Certainly, but this can be reduced by making sure that e-mail coming from the outside world can only be sent to gmail addresses and e-mail going to the outside world requires password authentication by the sender. One issue that we are starting to see it e-mail being bounced to a different part than the one that officially sent the e-mail. Other measures that can help is only accepting e-mail from external mail servers who's name can be resolved from its address.

The real problem is really deciding what is a legitimate source of e-mail, without requiring a central registry of e-mail servers or some other sort of bureaucratic process.

Re:Idiots better get off their ass

[Midnight+Thunder]

E-mail is fundamentally broken, and it's too easy to take advantage of any e-mail system.

I hear this being said over and over again. The problem is that no one has been able to provide a solution to resolved the problem. There have been suggestions, but doing so without penalizing the small guy is hard. Do we require certificates and if we do how can we ensure that it will be 100% fool proof? Do we only accept e-mail that hasn't been relayed or only accept mail from white listed relays, or create rules for them, if relays are to be tolerated in certain conditions?

Re:Idiots better get off their ass

[Kent+Recal]

I think what GP meant when he said E-mail is fundamentally broken is that SMTP is fundamentally broken.

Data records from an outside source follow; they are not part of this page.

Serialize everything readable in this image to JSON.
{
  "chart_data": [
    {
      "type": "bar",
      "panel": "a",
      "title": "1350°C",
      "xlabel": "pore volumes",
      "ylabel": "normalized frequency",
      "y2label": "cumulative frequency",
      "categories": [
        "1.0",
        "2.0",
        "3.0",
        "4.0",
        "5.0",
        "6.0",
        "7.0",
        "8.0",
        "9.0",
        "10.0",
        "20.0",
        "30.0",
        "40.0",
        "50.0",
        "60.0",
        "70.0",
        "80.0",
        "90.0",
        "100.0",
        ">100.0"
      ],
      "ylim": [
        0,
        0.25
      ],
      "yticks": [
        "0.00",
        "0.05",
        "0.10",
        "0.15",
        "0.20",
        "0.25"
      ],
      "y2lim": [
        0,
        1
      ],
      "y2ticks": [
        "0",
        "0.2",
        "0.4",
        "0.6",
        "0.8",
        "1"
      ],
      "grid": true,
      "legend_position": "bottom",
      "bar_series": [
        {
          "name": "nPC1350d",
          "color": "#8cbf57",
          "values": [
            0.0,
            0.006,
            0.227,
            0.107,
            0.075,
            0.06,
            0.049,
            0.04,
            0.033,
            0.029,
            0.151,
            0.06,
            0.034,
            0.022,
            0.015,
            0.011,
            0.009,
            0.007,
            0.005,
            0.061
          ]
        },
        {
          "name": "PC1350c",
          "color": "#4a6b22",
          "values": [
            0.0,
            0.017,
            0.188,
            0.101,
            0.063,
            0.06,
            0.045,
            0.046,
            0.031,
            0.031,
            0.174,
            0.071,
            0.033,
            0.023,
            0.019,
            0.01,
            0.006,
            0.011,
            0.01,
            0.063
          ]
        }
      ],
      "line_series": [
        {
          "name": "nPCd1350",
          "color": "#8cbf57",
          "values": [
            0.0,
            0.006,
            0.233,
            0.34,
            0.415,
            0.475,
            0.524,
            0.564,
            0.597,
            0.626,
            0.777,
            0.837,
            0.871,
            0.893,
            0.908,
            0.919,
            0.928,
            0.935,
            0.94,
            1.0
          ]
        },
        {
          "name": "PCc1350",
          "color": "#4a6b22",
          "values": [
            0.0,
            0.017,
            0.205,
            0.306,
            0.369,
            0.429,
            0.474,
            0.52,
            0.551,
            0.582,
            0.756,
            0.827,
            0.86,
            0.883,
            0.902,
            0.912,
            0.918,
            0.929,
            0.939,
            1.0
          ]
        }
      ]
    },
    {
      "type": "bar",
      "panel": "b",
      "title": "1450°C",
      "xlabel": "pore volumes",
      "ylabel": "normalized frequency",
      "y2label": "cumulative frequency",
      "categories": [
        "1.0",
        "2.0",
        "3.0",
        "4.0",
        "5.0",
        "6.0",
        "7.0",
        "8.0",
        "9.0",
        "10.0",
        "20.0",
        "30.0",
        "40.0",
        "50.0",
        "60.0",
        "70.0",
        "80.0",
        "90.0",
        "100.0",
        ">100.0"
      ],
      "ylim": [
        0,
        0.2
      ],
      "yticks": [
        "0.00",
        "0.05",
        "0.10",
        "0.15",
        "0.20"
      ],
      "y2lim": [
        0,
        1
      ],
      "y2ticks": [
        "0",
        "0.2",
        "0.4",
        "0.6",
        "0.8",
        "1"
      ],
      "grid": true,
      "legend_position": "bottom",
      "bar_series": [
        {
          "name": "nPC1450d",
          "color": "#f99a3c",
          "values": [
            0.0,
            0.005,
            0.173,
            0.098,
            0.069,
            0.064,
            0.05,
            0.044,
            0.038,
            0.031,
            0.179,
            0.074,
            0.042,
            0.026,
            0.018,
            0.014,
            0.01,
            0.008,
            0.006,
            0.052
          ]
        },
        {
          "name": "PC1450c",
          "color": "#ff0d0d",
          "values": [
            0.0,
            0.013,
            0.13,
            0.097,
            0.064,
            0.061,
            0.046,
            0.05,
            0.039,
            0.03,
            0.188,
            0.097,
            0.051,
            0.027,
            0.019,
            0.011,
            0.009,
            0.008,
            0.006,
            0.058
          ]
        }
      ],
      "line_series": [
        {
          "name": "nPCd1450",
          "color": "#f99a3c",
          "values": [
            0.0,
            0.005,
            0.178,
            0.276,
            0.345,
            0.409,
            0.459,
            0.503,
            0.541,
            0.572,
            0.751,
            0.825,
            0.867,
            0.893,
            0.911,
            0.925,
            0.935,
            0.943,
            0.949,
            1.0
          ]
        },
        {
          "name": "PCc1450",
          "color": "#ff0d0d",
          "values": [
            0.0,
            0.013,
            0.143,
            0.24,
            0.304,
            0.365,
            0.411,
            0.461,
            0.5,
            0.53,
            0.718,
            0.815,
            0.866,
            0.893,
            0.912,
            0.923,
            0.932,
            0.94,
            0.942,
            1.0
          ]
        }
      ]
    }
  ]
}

There are trivial technical solutions for the spam problem if only we could get rid of SMTP.
Ofcourse "we" can't but my hopes are that google may do it eventually. They could roll out a new system on a large enough scale to actually make it stick.

Re:Idiots better get off their ass

[martin-boundary]

Why do people say this? SMTP is not broken. It's a low level protocol which works pretty damn well. What people should concentrate on is building higher layers on top of SMTP and RFC2822, rather than complaining about SMTP itself.

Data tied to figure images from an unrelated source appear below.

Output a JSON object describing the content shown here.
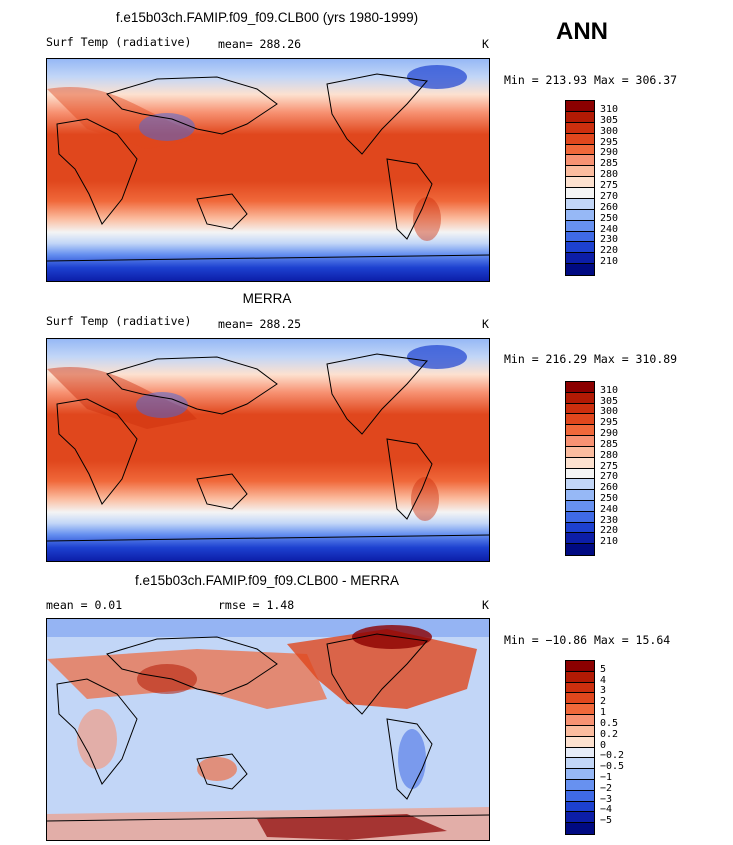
{
  "season": "ANN",
  "panels": [
    {
      "title": "f.e15b03ch.FAMIP.f09_f09.CLB00 (yrs 1980-1999)",
      "variable": "Surf Temp (radiative)",
      "mean": "mean=  288.26",
      "units": "K",
      "minmax": "Min = 213.93  Max = 306.37",
      "levels": [
        "310",
        "305",
        "300",
        "295",
        "290",
        "285",
        "280",
        "275",
        "270",
        "260",
        "250",
        "240",
        "230",
        "220",
        "210"
      ],
      "colors": [
        "#8b0000",
        "#b21a04",
        "#cc2f0e",
        "#e0471d",
        "#f0683a",
        "#f79273",
        "#fbbc9f",
        "#fde1cf",
        "#f4f4f4",
        "#c2d6f7",
        "#96b8f6",
        "#6791f0",
        "#3f6ae6",
        "#1d41d0",
        "#0c1ea8",
        "#000a82"
      ]
    },
    {
      "title": "MERRA",
      "variable": "Surf Temp (radiative)",
      "mean": "mean=  288.25",
      "units": "K",
      "minmax": "Min = 216.29  Max = 310.89",
      "levels": [
        "310",
        "305",
        "300",
        "295",
        "290",
        "285",
        "280",
        "275",
        "270",
        "260",
        "250",
        "240",
        "230",
        "220",
        "210"
      ],
      "colors": [
        "#8b0000",
        "#b21a04",
        "#cc2f0e",
        "#e0471d",
        "#f0683a",
        "#f79273",
        "#fbbc9f",
        "#fde1cf",
        "#f4f4f4",
        "#c2d6f7",
        "#96b8f6",
        "#6791f0",
        "#3f6ae6",
        "#1d41d0",
        "#0c1ea8",
        "#000a82"
      ]
    },
    {
      "title": "f.e15b03ch.FAMIP.f09_f09.CLB00 - MERRA",
      "mean": "mean =   0.01",
      "rmse": "rmse =   1.48",
      "units": "K",
      "minmax": "Min = −10.86  Max =  15.64",
      "levels": [
        "5",
        "4",
        "3",
        "2",
        "1",
        "0.5",
        "0.2",
        "0",
        "−0.2",
        "−0.5",
        "−1",
        "−2",
        "−3",
        "−4",
        "−5"
      ],
      "colors": [
        "#8b0000",
        "#b21a04",
        "#cc2f0e",
        "#e0471d",
        "#f0683a",
        "#f79273",
        "#fbbc9f",
        "#fde1cf",
        "#e6ecf8",
        "#c2d6f7",
        "#96b8f6",
        "#6791f0",
        "#3f6ae6",
        "#1d41d0",
        "#0c1ea8",
        "#000a82"
      ]
    }
  ]
}
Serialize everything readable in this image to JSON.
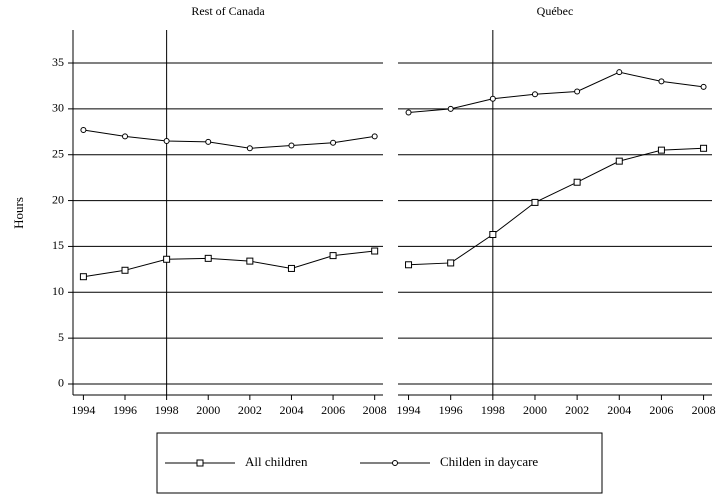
{
  "chart_data": [
    {
      "type": "line",
      "title": "Rest of Canada",
      "ylabel": "Hours",
      "x": [
        1994,
        1996,
        1998,
        2000,
        2002,
        2004,
        2006,
        2008
      ],
      "xlim": [
        1993.5,
        2008.4
      ],
      "xticks": [
        1994,
        1996,
        1998,
        2000,
        2002,
        2004,
        2006,
        2008
      ],
      "ylim": [
        -1.2,
        38.6
      ],
      "yticks": [
        0,
        5,
        10,
        15,
        20,
        25,
        30,
        35
      ],
      "grid": true,
      "vline": 1998,
      "series": [
        {
          "name": "All children",
          "color": "#000000",
          "marker": "square",
          "values": [
            11.7,
            12.4,
            13.6,
            13.7,
            13.4,
            12.6,
            14.0,
            14.5
          ]
        },
        {
          "name": "Childen in daycare",
          "color": "#000000",
          "marker": "circle",
          "values": [
            27.7,
            27.0,
            26.5,
            26.4,
            25.7,
            26.0,
            26.3,
            27.0
          ]
        }
      ]
    },
    {
      "type": "line",
      "title": "Québec",
      "x": [
        1994,
        1996,
        1998,
        2000,
        2002,
        2004,
        2006,
        2008
      ],
      "xlim": [
        1993.5,
        2008.4
      ],
      "xticks": [
        1994,
        1996,
        1998,
        2000,
        2002,
        2004,
        2006,
        2008
      ],
      "ylim": [
        -1.2,
        38.6
      ],
      "grid": true,
      "vline": 1998,
      "series": [
        {
          "color": "#000000",
          "marker": "square",
          "values": [
            13.0,
            13.2,
            16.3,
            19.8,
            22.0,
            24.3,
            25.5,
            25.7
          ]
        },
        {
          "color": "#000000",
          "marker": "circle",
          "values": [
            29.6,
            30.0,
            31.1,
            31.6,
            31.9,
            34.0,
            33.0,
            32.4
          ]
        }
      ]
    }
  ]
}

This is like complaining that wheels don't protect against being rained on, so cars should be redesigned from scratch.

Re:Idiots better get off their ass

[Dekortage]

Yes, C/R is annoying when you have to sift through your mailbox to separate spam from Challenges. When they look like any other E-Mail with not even a standard formatting to identify them. When the procedure varies between clicking a link, replying or even quoting some gibberish text from the mail (oh and don't get it wrong or it won't work), etc.

C/R is annoying because people want their messages to be delivered, without additional work. It's not even that I have to scan a spambox, or that they look like any other e-mail. It's that I have do to ONE MORE THING to have the message delivered. If this had been the way e-mail worked originally, then people might accept it; but now, everyone is used to sending e-mail and having it arrive without interruption (generally speaking).

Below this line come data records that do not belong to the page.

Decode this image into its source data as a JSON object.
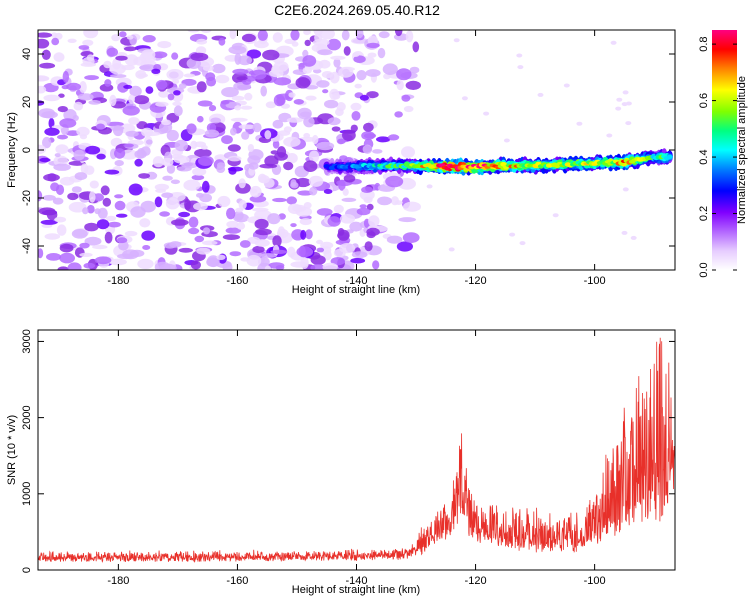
{
  "figure": {
    "title": "C2E6.2024.269.05.40.R12"
  },
  "chart_data": [
    {
      "type": "heatmap",
      "xlabel": "Height of straight line (km)",
      "ylabel": "Frequency (Hz)",
      "xlim": [
        -193.5,
        -86.5
      ],
      "ylim": [
        -50,
        50
      ],
      "xticks": [
        -180,
        -160,
        -140,
        -120,
        -100
      ],
      "yticks": [
        -40,
        -20,
        0,
        20,
        40
      ],
      "grid": false,
      "colorbar": {
        "label": "Normalized spectral amplitude",
        "range": [
          0,
          0.85
        ],
        "ticks": [
          0.0,
          0.2,
          0.4,
          0.6,
          0.8
        ],
        "colormap": [
          "#ffffff",
          "#e6ccff",
          "#b366ff",
          "#8000ff",
          "#0000ff",
          "#0080ff",
          "#00ffff",
          "#00ff80",
          "#80ff00",
          "#ffff00",
          "#ff8000",
          "#ff0000",
          "#ff0080"
        ]
      },
      "regions": {
        "noise_x_range": [
          -193.5,
          -130
        ],
        "signal_track": {
          "x": [
            -145,
            -140,
            -135,
            -130,
            -125,
            -120,
            -115,
            -110,
            -105,
            -100,
            -95,
            -90,
            -87
          ],
          "frequency_hz": [
            -7,
            -7,
            -6.5,
            -6.5,
            -7,
            -7,
            -6.5,
            -6.5,
            -6,
            -5.5,
            -5,
            -3,
            -3
          ],
          "peak_amplitude": [
            0.25,
            0.35,
            0.45,
            0.55,
            0.8,
            0.75,
            0.65,
            0.6,
            0.55,
            0.6,
            0.65,
            0.45,
            0.5
          ]
        }
      }
    },
    {
      "type": "line",
      "xlabel": "Height of straight line (km)",
      "ylabel": "SNR (10 * v/v)",
      "xlim": [
        -193.5,
        -86.5
      ],
      "ylim": [
        0,
        3150
      ],
      "xticks": [
        -180,
        -160,
        -140,
        -120,
        -100
      ],
      "yticks": [
        0,
        1000,
        2000,
        3000
      ],
      "grid": false,
      "series": [
        {
          "color": "#e8302a",
          "envelope": {
            "x": [
              -193.5,
              -170,
              -150,
              -132,
              -128,
              -126,
              -124,
              -122.5,
              -121,
              -118,
              -115,
              -110,
              -105,
              -102,
              -100,
              -98,
              -96,
              -94,
              -92,
              -90,
              -88.5,
              -87,
              -86.5
            ],
            "baseline": [
              140,
              140,
              150,
              170,
              300,
              450,
              550,
              800,
              500,
              400,
              350,
              300,
              300,
              280,
              400,
              500,
              600,
              700,
              800,
              800,
              700,
              1300,
              1400
            ],
            "peak": [
              260,
              260,
              270,
              300,
              600,
              800,
              950,
              1900,
              1000,
              900,
              850,
              800,
              750,
              700,
              1200,
              1600,
              1800,
              2400,
              2600,
              2800,
              3150,
              2300,
              1700
            ]
          }
        }
      ]
    }
  ]
}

C/R would be widely accepted if you think more of the way skype does it. A simple dialog box, one click, done. This is the kind of integration I'm thinking of and I'm pretty convinced that even people like Mr. Pogue would happily accept it if it reduces their spam input to zero.

Respectfully, I'm pretty convinced that it will not work unless the spam problem becomes so excessively bad that people are willing to change their e-mail habits. We are not yet to that point, thanks to all the other half-baked anti-spam solutions out there.